Friday 24 February 2012

Success!

Well, I've eaten. I've had:
2 KFC Original Recipe fillets @ 200cal each
1 regular chips, seasoned @ 272cal
200mL chocolate Up & Go @ 152cal
2 regular potato and gravy pottles @ 120cal each
1 regular cup Pepsi Max @ 1cal

Bringing me to 165cal below my limit. And that's without exercise! Fuck this is a good one. Tomorrow I'll go for a 60-minute walk to grab some Easy Mac or something, I have $7 to burn!

I think I'm gonna start a sort of fund. A calorie jar of sorts. 10c for every 100cal I am under my limit, every day. Or maybe $1 per week I remain consistently under my limit, and when it's full, blow it.

Thursday 23 February 2012

Hungry

I might not be able to eat anything today. I've had 200mL of Up&Go, but there's no food in the house. I'm gonna try and buy some Easy Mac but if I can't then my intake for today will be 150cal. I'm considering turning it into a fast, seeing how long I can go without eating.

Today's Failings

23 February 2012
I hit my arms. Day zero.
Consumed (since midnight):

  • 1.5 medium containers of Mcdonalds fries @  570cal
  • 9 BK chicken tenders @ 428cal
  • 1 large carton of BK fries @ 540cal
  • 2 bags of Pascall Milk Shakes @ 1,597cal
  • 55 Salt and Vinegar Pringles @ 516cal
Limit:
1,230cal
Actual:
3,651cal
Excess:
2,421cal.

So it's safe to say I failed pretty fucking hard. And you know the worst part? I'm still hungry. I still want more fucking food. If I eat like this and don't exercise at all every day for the next five weeks I will have gained 8kg. 8kg in five weeks is pretty rapid, and I don't want to gain any more. I'm on antibiotics as well, so I have to eat. But fuck, once I'm off these damn antibiotics I'm cutting WAY down on the food. One meal a day and maybe some snacks. Fuck gaining weight.

First!

Here I go.
Hey, I'm Rik. I'm nineteen years old, I live in New Zealand, and I have ED-NOS. I live with my boyfriend of two years, Sam, and various others (Tessa, Renee, Ben, Sarah, and Jessey), and I have a kitten named Erebus. I am also a multiple, which I'll get into later, this blog is mostly about me and my ED.

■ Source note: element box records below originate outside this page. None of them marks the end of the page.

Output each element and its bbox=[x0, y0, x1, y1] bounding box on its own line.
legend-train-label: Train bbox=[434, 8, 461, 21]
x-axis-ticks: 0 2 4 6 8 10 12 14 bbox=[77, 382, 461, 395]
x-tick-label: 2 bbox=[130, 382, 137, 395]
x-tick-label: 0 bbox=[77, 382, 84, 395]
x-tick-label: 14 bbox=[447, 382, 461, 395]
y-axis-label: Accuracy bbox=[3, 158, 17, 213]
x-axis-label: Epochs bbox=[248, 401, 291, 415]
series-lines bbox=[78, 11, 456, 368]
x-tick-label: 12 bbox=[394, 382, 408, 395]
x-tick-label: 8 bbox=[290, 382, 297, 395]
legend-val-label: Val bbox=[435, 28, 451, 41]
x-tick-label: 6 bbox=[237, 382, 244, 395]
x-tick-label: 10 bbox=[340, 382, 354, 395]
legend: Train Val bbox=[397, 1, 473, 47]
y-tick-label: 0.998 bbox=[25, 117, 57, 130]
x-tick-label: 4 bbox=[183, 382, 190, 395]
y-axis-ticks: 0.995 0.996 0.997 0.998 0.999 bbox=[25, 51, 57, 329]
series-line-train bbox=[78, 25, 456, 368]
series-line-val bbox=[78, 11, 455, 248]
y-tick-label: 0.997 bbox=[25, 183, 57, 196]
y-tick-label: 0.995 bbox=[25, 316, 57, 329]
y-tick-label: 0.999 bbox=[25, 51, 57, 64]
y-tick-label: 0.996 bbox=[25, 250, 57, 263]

I haven't gotten help for my ED, and at this point, I'm choosing not to. I'm trying to manage it by losing the weight I want to lose and then seeing where I go from there. But I can't even do that. I'm completely useless at being eating disordered, I constantly go over my limit.

Anything you want to know or say, go ahead and comment, I'm all ears.